Over the next two years, the principal investigators expect to integrate collection-level and item-level services as well as customize the interface and metadata design for targeted audiences. At present, the DCC offers two distinct services with separate interfaces: the IMLS DCC Collection Registry and the IMLS Digital Content Gateway. As of January 2006, the registry represents 158 IMLS NLG projects as manifest in 108 primary NLG collection records with 40 additional sub-collection records and 29 associated collections (Cole 2006). Collections are classified according to the Gateway to Educational Materials (GEM) subject schema. As evident from Table 22 below, most collections are assigned more than one subject and contain multiple types of objects. At one extreme, Infomine is assigned to all subjects except Educational Technology and Physical Education. It is also the sole resource classified as Philosophy and all of its sub-categories-Aesthetics, Epistemology, Existentialism, Marxism, and Phenomenology as well as all seven sub-categories of Mathematics.

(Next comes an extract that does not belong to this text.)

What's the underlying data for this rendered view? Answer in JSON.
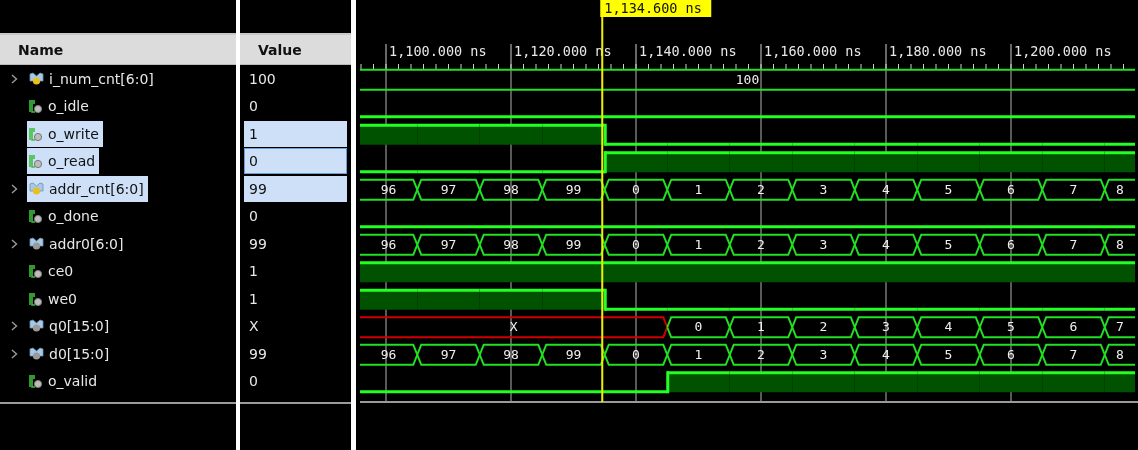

Table 22: IMLS Digital Collections Registry Subject Areas and Object Types (April 2006) N=123 NLG collections plus 40 sub-collections
Educational Technology9Image129
Foreign Languages5Interactive Resource17
Health7Moving Image11
Language Arts14Physical Object46
Physical Education2Unknown2
Social Studies131
Vocational Education9

The GEM's classification scheme seems out-of-balance with the subject coverage of the collections in the current deployment of the registry. Around 80 per cent of the collections are classified under "Social Studies" and within this, 104 (or 65 per cent of all collections) are "United States History."

In addition to browsing by subject, users can browse by Object, Place, Title, National Leadership Grant project, and Host Institution. The majority of the collections contain multiple types of images (233) and texts (202). Within these categories, it comes as no surprise that photographs, slides and negatives (105 collections) and books and pamphlets (66 collections) dominate. The registry supports basic and advanced searches. In advanced search mode, users can limit their queries to eight different object types (as noted above). Each entry is linked to the collection's home page, an extensive record about the collection, information about related collections and an annotation about the corresponding NLG project.

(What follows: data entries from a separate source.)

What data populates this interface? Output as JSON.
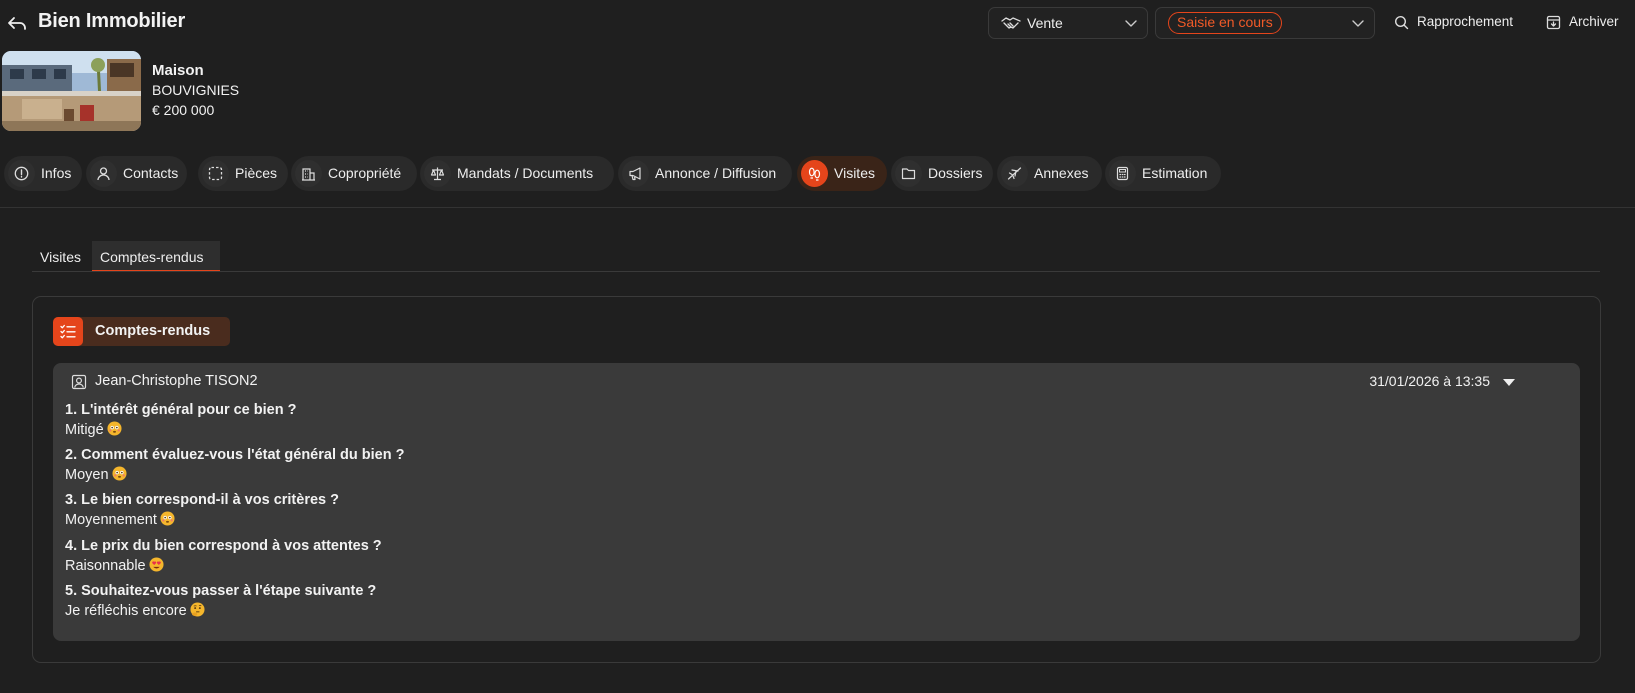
{
  "header": {
    "title": "Bien Immobilier",
    "transaction_select": "Vente",
    "status_select": "Saisie en cours",
    "rapprochement_label": "Rapprochement",
    "archiver_label": "Archiver"
  },
  "property": {
    "type": "Maison",
    "city": "BOUVIGNIES",
    "price": "€ 200 000"
  },
  "main_tabs": [
    {
      "label": "Infos",
      "icon": "info-icon"
    },
    {
      "label": "Contacts",
      "icon": "user-icon"
    },
    {
      "label": "Pièces",
      "icon": "dashed-square-icon"
    },
    {
      "label": "Copropriété",
      "icon": "building-icon"
    },
    {
      "label": "Mandats / Documents",
      "icon": "scale-icon"
    },
    {
      "label": "Annonce / Diffusion",
      "icon": "megaphone-icon"
    },
    {
      "label": "Visites",
      "icon": "footprints-icon",
      "active": true
    },
    {
      "label": "Dossiers",
      "icon": "folder-icon"
    },
    {
      "label": "Annexes",
      "icon": "plane-icon"
    },
    {
      "label": "Estimation",
      "icon": "calculator-icon"
    }
  ],
  "sub_tabs": [
    {
      "label": "Visites"
    },
    {
      "label": "Comptes-rendus",
      "active": true
    }
  ],
  "card": {
    "title": "Comptes-rendus",
    "report": {
      "person": "Jean-Christophe TISON2",
      "date": "31/01/2026 à 13:35",
      "items": [
        {
          "question": "1. L'intérêt général pour ce bien ?",
          "answer": "Mitigé",
          "emoji": "flushed-face-emoji"
        },
        {
          "question": "2. Comment évaluez-vous l'état général du bien ?",
          "answer": "Moyen",
          "emoji": "flushed-face-emoji"
        },
        {
          "question": "3. Le bien correspond-il à vos critères ?",
          "answer": "Moyennement",
          "emoji": "flushed-face-emoji"
        },
        {
          "question": "4. Le prix du bien correspond à vos attentes ?",
          "answer": "Raisonnable",
          "emoji": "heart-eyes-emoji"
        },
        {
          "question": "5. Souhaitez-vous passer à l'étape suivante ?",
          "answer": "Je réfléchis encore",
          "emoji": "thinking-face-emoji"
        }
      ]
    }
  },
  "colors": {
    "accent": "#e5451b",
    "background": "#1f1f1f",
    "report_bg": "#3a3a3a"
  }
}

Users can link to the Collections Gateway via the "Home" button at the bottom of the screen. (There is no straightforward means to toggle back and forth between the registry and the gateway.) The gateway site supports fielded searches-by Title/Subject/Description, Author/Artist/Creator, Type, Date, and Publisher-deploying basic Boolean operators (AND, OR, NOT) and queries can be limited to all or selected collections (available via a drop-down menu). At present there are 32 collections with item-level records including two that have multiple sub-sets-Heritage Colorado (now Heritage West as discussed in this report) with 22 sub-sets and Museums & the Online Archive of California (MOAC) with 31 sub-sets-for a total of 85 collections altogether.

Users may choose to have results returned in order of relevance. Users can also specify their preference to display all records in short form on one page (up to a maximum of 500); otherwise twenty results are displayed per page. Each entry is linked to its host identifier; users can view the complete metadata record or add results to a Book Bag and save them (in XML) to a disk. In the left-hand frame of the screen, the search results are summarized according to the collection (and sub-set) to which they are attached. Users can modify or review their search history.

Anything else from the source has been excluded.